Me gustan las librerías. Me
encantan. Me quitan el aire.
Me gusta recorrerlas despacio,
como acariciando un cuerpo amado y deseado.
Nunca vi tan refinada mixtura entre lo sagrado
y lo profano, un poco de templo y otro poco de albergue transitorio, como en
las librerías.
Entro con adoración y expectativa de placer.
Las librerías tienen un olor
irrepetible, un silencio elocuente, un colorido entrañable y el misterio, sobre
todo, el misterio.
No importa si los libros son
nuevos, artesanales, usados, incunables.
La magia está en el aire, desde
el foquito de luz macilenta o los tubos enceguecedores hasta el piso, el
machimbre que se queja como un fueye, acompañando el tango abolerado de los
pasos.
Si espío los ojos y las manos de
los paseantes descubro gula, misticismo,
avidez, ternura, religiosidad.
Porque esos rincones son una
invitación al viaje, al vuelo, a la imaginación intrépida.
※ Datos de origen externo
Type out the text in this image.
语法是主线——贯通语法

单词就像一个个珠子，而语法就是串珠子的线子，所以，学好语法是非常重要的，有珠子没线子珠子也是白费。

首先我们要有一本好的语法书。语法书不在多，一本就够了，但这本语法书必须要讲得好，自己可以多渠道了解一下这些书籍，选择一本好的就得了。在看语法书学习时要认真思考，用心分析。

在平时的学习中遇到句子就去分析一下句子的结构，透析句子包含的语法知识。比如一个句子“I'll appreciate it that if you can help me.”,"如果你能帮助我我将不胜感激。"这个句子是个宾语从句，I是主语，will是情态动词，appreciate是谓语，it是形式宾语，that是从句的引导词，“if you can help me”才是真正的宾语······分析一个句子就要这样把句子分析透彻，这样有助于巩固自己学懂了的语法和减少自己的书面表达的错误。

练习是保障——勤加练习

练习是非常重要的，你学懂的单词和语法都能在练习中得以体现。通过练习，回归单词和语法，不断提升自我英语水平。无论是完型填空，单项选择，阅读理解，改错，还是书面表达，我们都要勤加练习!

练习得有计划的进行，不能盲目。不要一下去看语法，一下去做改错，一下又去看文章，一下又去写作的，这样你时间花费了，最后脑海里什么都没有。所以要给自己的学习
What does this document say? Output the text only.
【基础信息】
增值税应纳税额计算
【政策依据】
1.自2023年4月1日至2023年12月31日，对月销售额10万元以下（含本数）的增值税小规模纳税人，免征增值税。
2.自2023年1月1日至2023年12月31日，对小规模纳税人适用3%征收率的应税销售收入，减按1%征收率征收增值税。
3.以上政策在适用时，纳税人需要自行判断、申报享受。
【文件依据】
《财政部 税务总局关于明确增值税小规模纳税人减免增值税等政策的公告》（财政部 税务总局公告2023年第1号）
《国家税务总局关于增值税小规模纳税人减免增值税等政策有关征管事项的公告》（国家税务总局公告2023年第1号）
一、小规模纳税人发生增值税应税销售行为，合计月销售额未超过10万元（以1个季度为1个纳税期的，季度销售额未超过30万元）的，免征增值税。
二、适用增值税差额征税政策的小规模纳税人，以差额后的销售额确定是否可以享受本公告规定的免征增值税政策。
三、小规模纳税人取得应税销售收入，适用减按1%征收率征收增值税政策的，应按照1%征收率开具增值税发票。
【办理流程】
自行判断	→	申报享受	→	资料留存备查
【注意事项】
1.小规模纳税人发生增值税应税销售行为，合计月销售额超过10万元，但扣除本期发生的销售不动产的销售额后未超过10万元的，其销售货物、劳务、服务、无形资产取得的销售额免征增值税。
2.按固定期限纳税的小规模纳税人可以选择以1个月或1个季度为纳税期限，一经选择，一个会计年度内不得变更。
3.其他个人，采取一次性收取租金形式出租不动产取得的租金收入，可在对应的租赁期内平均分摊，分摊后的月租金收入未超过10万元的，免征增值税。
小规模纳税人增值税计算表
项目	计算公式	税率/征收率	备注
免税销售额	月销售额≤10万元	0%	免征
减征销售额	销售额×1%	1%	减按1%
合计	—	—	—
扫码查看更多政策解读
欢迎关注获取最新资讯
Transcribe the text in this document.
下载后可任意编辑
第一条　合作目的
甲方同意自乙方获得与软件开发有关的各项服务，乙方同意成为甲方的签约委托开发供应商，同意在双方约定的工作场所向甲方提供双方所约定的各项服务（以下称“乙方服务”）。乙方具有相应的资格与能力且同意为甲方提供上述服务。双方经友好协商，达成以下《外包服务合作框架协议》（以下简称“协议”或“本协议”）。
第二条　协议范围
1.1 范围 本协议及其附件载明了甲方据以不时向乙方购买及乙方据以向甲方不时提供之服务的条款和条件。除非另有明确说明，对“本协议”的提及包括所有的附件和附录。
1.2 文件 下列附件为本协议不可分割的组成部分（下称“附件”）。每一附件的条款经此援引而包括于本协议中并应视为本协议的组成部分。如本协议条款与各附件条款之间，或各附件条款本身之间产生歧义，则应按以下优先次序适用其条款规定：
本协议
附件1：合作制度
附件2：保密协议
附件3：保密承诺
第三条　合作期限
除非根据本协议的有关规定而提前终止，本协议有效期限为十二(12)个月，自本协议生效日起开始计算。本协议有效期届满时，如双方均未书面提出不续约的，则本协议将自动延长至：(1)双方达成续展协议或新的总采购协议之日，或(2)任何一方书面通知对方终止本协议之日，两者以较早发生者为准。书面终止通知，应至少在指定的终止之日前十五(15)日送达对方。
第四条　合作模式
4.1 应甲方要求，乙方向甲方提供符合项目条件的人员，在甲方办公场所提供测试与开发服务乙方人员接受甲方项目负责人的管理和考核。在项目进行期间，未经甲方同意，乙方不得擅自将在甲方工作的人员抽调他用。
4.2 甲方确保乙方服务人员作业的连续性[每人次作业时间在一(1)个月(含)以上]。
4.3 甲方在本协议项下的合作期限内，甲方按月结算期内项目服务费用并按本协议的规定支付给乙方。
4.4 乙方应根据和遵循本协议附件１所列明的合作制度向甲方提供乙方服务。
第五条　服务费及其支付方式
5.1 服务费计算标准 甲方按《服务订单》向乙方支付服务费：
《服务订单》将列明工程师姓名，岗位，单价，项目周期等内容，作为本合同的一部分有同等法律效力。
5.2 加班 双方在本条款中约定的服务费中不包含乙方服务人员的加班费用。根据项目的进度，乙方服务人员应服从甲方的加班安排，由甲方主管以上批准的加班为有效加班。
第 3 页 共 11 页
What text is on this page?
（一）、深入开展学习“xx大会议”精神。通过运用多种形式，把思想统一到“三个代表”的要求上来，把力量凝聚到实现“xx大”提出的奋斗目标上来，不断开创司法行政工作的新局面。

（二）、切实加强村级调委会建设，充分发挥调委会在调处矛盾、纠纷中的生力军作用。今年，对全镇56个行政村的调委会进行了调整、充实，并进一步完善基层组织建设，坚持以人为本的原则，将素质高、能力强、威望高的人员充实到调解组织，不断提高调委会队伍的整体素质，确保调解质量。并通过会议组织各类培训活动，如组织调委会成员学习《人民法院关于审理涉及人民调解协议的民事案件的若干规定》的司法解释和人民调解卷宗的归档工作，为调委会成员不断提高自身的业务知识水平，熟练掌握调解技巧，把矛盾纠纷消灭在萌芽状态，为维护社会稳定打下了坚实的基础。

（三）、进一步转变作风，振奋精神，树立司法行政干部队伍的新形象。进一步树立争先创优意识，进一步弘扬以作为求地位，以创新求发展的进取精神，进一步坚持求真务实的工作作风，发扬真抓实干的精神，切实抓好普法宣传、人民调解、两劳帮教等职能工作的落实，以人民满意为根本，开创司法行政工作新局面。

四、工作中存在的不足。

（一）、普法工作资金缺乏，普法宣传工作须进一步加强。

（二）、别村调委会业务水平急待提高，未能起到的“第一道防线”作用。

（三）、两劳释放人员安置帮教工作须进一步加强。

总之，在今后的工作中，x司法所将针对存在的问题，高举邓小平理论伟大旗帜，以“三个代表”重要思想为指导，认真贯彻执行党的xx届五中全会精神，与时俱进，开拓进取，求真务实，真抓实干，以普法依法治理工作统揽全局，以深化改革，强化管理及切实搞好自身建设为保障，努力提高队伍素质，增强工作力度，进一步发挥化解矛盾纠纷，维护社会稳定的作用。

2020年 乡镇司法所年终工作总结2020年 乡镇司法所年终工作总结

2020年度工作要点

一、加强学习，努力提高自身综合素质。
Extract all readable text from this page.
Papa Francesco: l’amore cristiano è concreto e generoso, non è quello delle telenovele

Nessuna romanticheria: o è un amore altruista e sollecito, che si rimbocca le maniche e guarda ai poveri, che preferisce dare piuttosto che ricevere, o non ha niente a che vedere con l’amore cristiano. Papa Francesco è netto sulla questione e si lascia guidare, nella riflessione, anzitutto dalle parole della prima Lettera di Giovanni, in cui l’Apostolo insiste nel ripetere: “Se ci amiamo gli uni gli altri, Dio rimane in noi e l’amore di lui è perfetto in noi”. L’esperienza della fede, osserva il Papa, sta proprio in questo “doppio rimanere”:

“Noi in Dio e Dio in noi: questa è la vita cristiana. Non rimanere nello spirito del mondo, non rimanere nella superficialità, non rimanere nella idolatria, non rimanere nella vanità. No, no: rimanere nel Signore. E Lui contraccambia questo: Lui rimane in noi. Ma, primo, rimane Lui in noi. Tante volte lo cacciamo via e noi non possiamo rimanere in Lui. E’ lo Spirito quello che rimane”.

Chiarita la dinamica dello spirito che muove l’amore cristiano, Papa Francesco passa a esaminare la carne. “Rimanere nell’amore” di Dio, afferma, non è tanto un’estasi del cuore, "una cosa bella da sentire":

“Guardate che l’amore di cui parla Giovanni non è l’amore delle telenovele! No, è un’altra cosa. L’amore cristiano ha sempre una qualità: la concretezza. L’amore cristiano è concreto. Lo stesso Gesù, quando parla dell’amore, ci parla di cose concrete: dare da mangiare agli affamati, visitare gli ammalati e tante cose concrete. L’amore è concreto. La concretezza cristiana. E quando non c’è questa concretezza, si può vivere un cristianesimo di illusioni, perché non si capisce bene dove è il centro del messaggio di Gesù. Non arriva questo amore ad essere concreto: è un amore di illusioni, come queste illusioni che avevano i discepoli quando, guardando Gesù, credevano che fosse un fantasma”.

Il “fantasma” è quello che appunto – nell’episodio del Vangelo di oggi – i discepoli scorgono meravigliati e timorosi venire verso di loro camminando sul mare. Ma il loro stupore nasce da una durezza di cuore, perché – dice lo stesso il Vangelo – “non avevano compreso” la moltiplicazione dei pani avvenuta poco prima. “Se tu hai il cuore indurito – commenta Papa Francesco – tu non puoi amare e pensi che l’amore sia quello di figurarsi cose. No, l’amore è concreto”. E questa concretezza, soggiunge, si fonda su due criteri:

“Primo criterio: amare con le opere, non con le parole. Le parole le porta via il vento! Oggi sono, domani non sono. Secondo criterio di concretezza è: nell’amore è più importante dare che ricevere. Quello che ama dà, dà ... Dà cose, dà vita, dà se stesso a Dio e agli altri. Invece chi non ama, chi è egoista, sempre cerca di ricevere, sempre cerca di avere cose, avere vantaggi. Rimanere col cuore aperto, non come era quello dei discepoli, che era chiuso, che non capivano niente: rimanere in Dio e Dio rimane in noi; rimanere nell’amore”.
Ando por los pasillos, inclinada
sobre las mesas o empinándome frente a los anaqueles, leyendo títulos, nombres
que producen un cosquilleo y un temblor,
devorando las contratapas en busca de la clave, de la cifra.
Y de pronto, elijo un nombre
desconocido porque algo me llama, me convoca y porque cuando me sumerja entre
esas páginas va a comenzar una aventura.
O busco ese nombre venerado que
viene con garantía de éxtasis o voladura de sesos.
Nunca salgo con las manos vacías.
Siempre salgo con el corazón en vilo.